There are no such restrictions with term life insurance. Generally speaking, you can take out as much coverage as you need.
- Level death benefit
Term life insurance has a level death benefit, meaning the payout remains the same throughout. By contrast, the death benefit amount of a mortgage insurance policy decreases annually to match the reduced home loan balance left after each year. The premium, however, doesn’t change. So, as time passes, you pay the same amount of money for less coverage.
- Freedom to use the payout as desired
With a mortgage life policy, your family gets locked into paying the proceeds to pay off the home loan. They can’t use the money for other needs, even if these needs are more pressing.
That’s not the case with term life insurance, however. Your loved ones can spend the money they like. They can use it to pay the mortgage if that’s most important for them. If it isn’t, they may use it for more critical needs, like paying everyday expenses.
- Select your own beneficiary
With mortgage insurance coverage, you don’t get to decide who’ll get the funds after your death. The proceeds get paid directly to the mortgage lender. By contrast, you can name anyone as a beneficiary of your term life insurance policy.
- Option to extend the policy term
Most term life insurance policies come with a renewability rider. It allows you to renew the policy without submitting proof of insurability up to a certain age.
However, a mortgage policy can’t be always renewed. If the carrier learns that your health has diminished since you first bought the policy, they can turn down your renewal request.
Mortgage life insurance isn’t portable. If you refinance your mortgage, you’ll have to buy a new policy. With a term life policy, you don’t have to worry about all this.
The term life insurance policy is tied to you — not the mortgage. You can keep it if you switch lenders, sell your home, or pay off the mortgage.

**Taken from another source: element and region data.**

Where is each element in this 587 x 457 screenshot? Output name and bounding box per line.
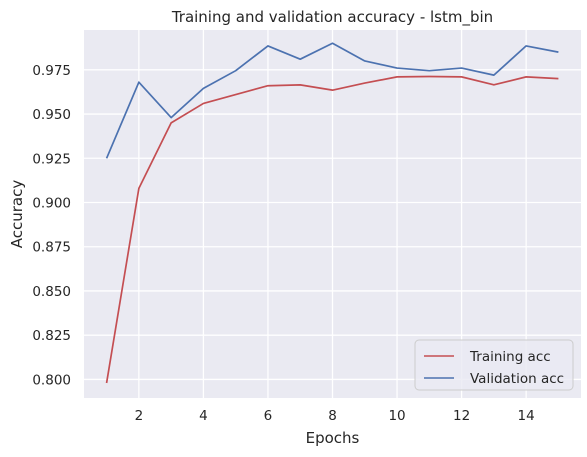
chart-title: Training and validation accuracy - lstm_…	[171, 8, 493, 27]
y-tick-label: 0.800	[32, 372, 71, 388]
series-lines	[105, 42, 559, 384]
x-tick-label: 12	[453, 408, 470, 424]
x-tick-label: 14	[518, 408, 535, 424]
grid-lines	[84, 30, 581, 398]
y-tick-label: 0.875	[32, 240, 71, 256]
y-axis-label: Accuracy	[8, 180, 26, 249]
series-line-training-acc	[105, 75, 559, 384]
x-tick-labels: 2 4 6 8 10 12 14	[135, 408, 535, 424]
y-tick-label: 0.850	[32, 284, 71, 300]
x-tick-label: 6	[264, 408, 273, 424]
legend-label-training: Training acc	[469, 349, 551, 365]
y-tick-label: 0.925	[32, 151, 71, 167]
x-tick-label: 8	[328, 408, 337, 424]
y-tick-label: 0.900	[32, 196, 71, 212]
x-tick-label: 2	[135, 408, 144, 424]
y-tick-labels: 0.800 0.825 0.850 0.875 0.900 0.925 0.950 0.975	[32, 63, 71, 389]
y-tick-label: 0.825	[32, 328, 71, 344]
x-tick-label: 10	[388, 408, 405, 424]
y-tick-label: 0.975	[32, 63, 71, 79]
x-axis-label: Epochs	[306, 429, 360, 447]
series-line-validation-acc	[105, 42, 559, 159]
legend-box	[414, 339, 574, 391]
legend: Training acc Validation acc	[414, 339, 574, 391]
y-tick-label: 0.950	[32, 107, 71, 123]
x-tick-label: 4	[199, 408, 208, 424]
legend-label-validation: Validation acc	[470, 371, 564, 387]
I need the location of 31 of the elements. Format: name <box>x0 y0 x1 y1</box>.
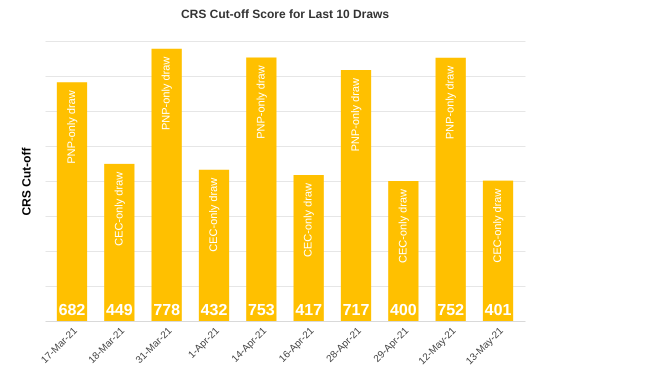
y-axis-title: CRS Cut-off <box>20 146 34 216</box>
annotation: CEC-only draw <box>113 172 126 246</box>
data-label: 449 <box>106 302 133 319</box>
annotation: CEC-only draw <box>492 188 504 263</box>
annotation: PNP-only draw <box>160 56 173 130</box>
chart-title: CRS Cut-off Score for Last 10 Draws <box>180 7 390 21</box>
annotation: PNP-only draw <box>66 90 78 164</box>
annotation: PNP-only draw <box>350 78 362 152</box>
data-label: 400 <box>390 302 417 319</box>
annotation: PNP-only draw <box>255 65 268 139</box>
bar <box>104 164 134 321</box>
bar <box>294 175 324 321</box>
annotation: PNP-only draw <box>444 66 457 140</box>
bar <box>436 58 466 321</box>
data-label: 401 <box>484 302 512 319</box>
annotation: CEC-only draw <box>397 188 410 263</box>
bar <box>56 82 88 321</box>
data-label: 753 <box>248 302 275 319</box>
data-label: 717 <box>342 302 370 319</box>
data-label: 682 <box>58 302 86 319</box>
bar <box>246 57 276 321</box>
data-label: 432 <box>200 302 228 319</box>
data-label: 417 <box>295 302 322 319</box>
data-label: 778 <box>153 302 180 319</box>
annotation: CEC-only draw <box>208 178 220 252</box>
bar <box>152 48 182 321</box>
bar <box>340 70 372 321</box>
bar <box>198 170 230 321</box>
annotation: CEC-only draw <box>302 182 315 258</box>
data-label: 752 <box>437 302 464 319</box>
bar <box>388 181 418 321</box>
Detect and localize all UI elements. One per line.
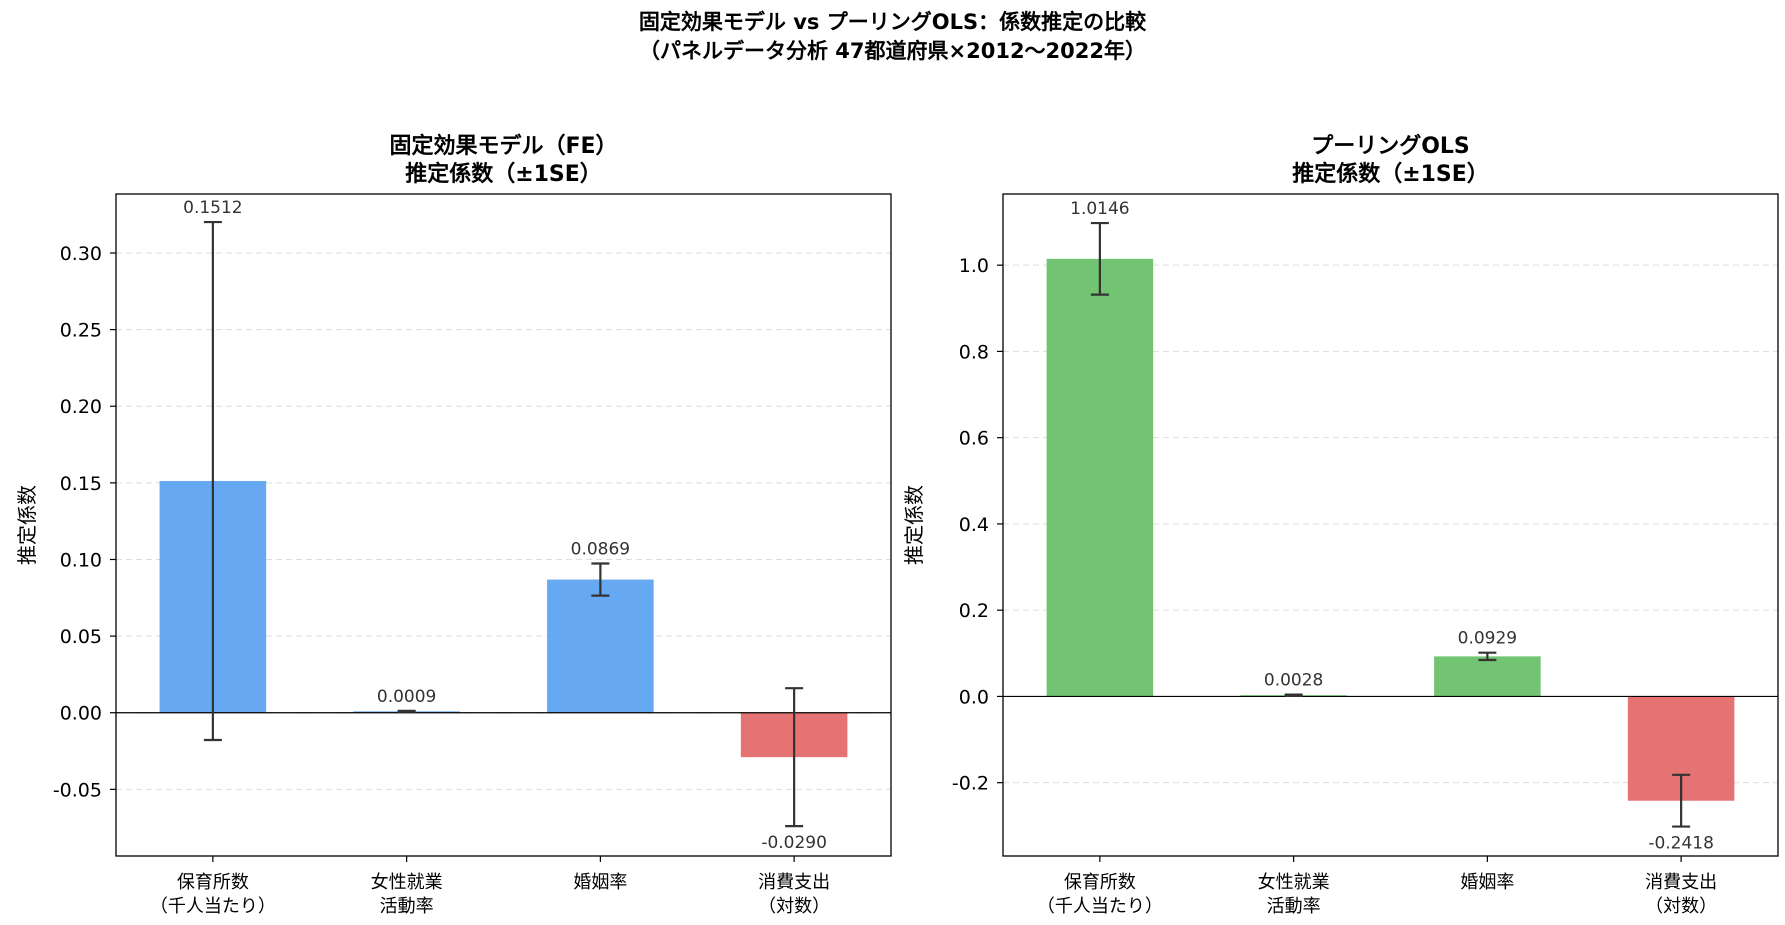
fe-chart-title-line2: 推定係数（±1SE） xyxy=(405,161,602,187)
ols-ytick-label-3: 0.4 xyxy=(959,514,989,536)
ols-value-label-0: 1.0146 xyxy=(1070,199,1129,219)
fe-category-label-3-line-1: （対数） xyxy=(758,896,830,917)
ols-chart-title-line1: プーリングOLS xyxy=(1311,133,1470,159)
ols-ytick-label-0: -0.2 xyxy=(952,773,989,795)
ols-category-label-0-line-1: （千人当たり） xyxy=(1037,896,1163,917)
fe-chart-panel: 0.1512 0.0009 0.0869 -0.0290 -0.05 0.00 0.05 0.… xyxy=(15,133,892,917)
fe-errorbar-0 xyxy=(203,220,222,742)
fe-ytick-label-5: 0.20 xyxy=(60,396,102,418)
ols-errorbar-3 xyxy=(1672,773,1691,828)
ols-category-label-1-line-1: 活動率 xyxy=(1267,896,1321,917)
fe-category-label-0-line-1: （千人当たり） xyxy=(150,896,276,917)
fe-category-label-3: 消費支出 （対数） xyxy=(758,872,830,917)
figure-title: 固定効果モデル vs プーリングOLS：係数推定の比較 （パネルデータ分析 47… xyxy=(0,8,1785,66)
fe-ytick-label-7: 0.30 xyxy=(60,243,102,265)
fe-value-label-2: 0.0869 xyxy=(571,539,630,559)
fe-chart-title-line1: 固定効果モデル（FE） xyxy=(389,133,617,159)
fe-category-label-1: 女性就業活動率 xyxy=(371,872,443,917)
ols-ytick-label-5: 0.8 xyxy=(959,341,989,363)
fe-errorbar-3 xyxy=(785,687,804,828)
fe-ytick-label-1: 0.00 xyxy=(60,703,102,725)
fe-bar-2 xyxy=(547,579,654,713)
fe-category-label-1-line-1: 活動率 xyxy=(380,896,434,917)
fe-ytick-label-4: 0.15 xyxy=(60,473,102,495)
fe-y-axis-label: 推定係数 xyxy=(15,485,39,565)
ols-category-label-3-line-1: （対数） xyxy=(1645,896,1717,917)
ols-axes-frame xyxy=(1002,193,1779,857)
fe-category-label-0-line-0: 保育所数 xyxy=(177,872,249,893)
ols-errorbar-0 xyxy=(1090,221,1109,296)
ols-category-label-0-line-0: 保育所数 xyxy=(1064,872,1136,893)
fe-ytick-label-0: -0.05 xyxy=(53,779,102,801)
ols-value-label-3: -0.2418 xyxy=(1648,834,1714,854)
ols-chart-panel: 1.0146 0.0028 0.0929 -0.2418 -0.2 0.0 0.2 0.4 0.… xyxy=(902,133,1779,917)
fe-ytick-label-6: 0.25 xyxy=(60,320,102,342)
ols-category-label-3-line-0: 消費支出 xyxy=(1645,872,1717,893)
ols-errorbar-1 xyxy=(1284,693,1303,697)
ols-category-label-0: 保育所数 （千人当たり） xyxy=(1037,872,1163,917)
fe-value-label-1: 0.0009 xyxy=(377,687,436,707)
fe-value-label-0: 0.1512 xyxy=(183,198,242,218)
fe-ytick-label-3: 0.10 xyxy=(60,549,102,571)
ols-category-label-1-line-0: 女性就業 xyxy=(1258,872,1330,893)
fe-category-label-0: 保育所数 （千人当たり） xyxy=(150,872,276,917)
ols-y-axis-label: 推定係数 xyxy=(902,485,926,565)
fe-errorbar-2 xyxy=(591,562,610,597)
fe-ytick-label-2: 0.05 xyxy=(60,626,102,648)
fe-category-label-2: 婚姻率 xyxy=(573,872,627,893)
fe-category-label-2-line-0: 婚姻率 xyxy=(573,872,627,893)
fe-axes-frame xyxy=(115,193,892,857)
ols-category-label-3: 消費支出 （対数） xyxy=(1645,872,1717,917)
ols-category-label-2-line-0: 婚姻率 xyxy=(1460,872,1514,893)
ols-ytick-label-1: 0.0 xyxy=(959,686,989,708)
ols-bar-2 xyxy=(1434,656,1541,697)
fe-errorbar-1 xyxy=(397,709,416,713)
figure-title-line1: 固定効果モデル vs プーリングOLS：係数推定の比較 xyxy=(638,10,1147,34)
ols-ytick-label-2: 0.2 xyxy=(959,600,989,622)
ols-value-label-1: 0.0028 xyxy=(1264,671,1323,691)
ols-chart-title-line2: 推定係数（±1SE） xyxy=(1292,161,1489,187)
ols-ytick-label-6: 1.0 xyxy=(959,255,989,277)
ols-category-label-2: 婚姻率 xyxy=(1460,872,1514,893)
fe-value-label-3: -0.0290 xyxy=(761,833,827,853)
fe-category-label-3-line-0: 消費支出 xyxy=(758,872,830,893)
figure-title-line2: （パネルデータ分析 47都道府県×2012〜2022年） xyxy=(638,39,1147,63)
ols-bar-0 xyxy=(1046,258,1154,697)
ols-errorbar-2 xyxy=(1478,651,1497,662)
ols-value-label-2: 0.0929 xyxy=(1458,629,1517,649)
ols-category-label-1: 女性就業活動率 xyxy=(1258,872,1330,917)
fe-category-label-1-line-0: 女性就業 xyxy=(371,872,443,893)
ols-ytick-label-4: 0.6 xyxy=(959,428,989,450)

When is mortgage insurance a good choice?
While mortgage insurance can’t hold a candle to term life insurance when it comes to affordability and flexibility, sometimes it can be the better option of the two.
So, when do you need mortgage insurance?
Remember, we said that mortgage insurance doesn’t require medication, but term life insurance does. That means if you have a medical condition that could lead to a higher term life premium or to having your life insurance application denied, mortgage insurance could make sense for you.
However, keep in mind this important piece of mortgage insurance advice: Answer all the questions that your mortgage insurance provider asks truthfully. If the insurer finds out that you lied or withheld information, they can refuse to pay the death benefit.
Mortgage life insurance protects your loved ones from burdensome home loan payments if you die before you expect to. Its main benefit is that it doesn’t require a medical exam. This makes it a good option for those who have a serious illness. If you are in good health, however, you may be better off buying term life insurance instead since it’s cheaper and more flexible.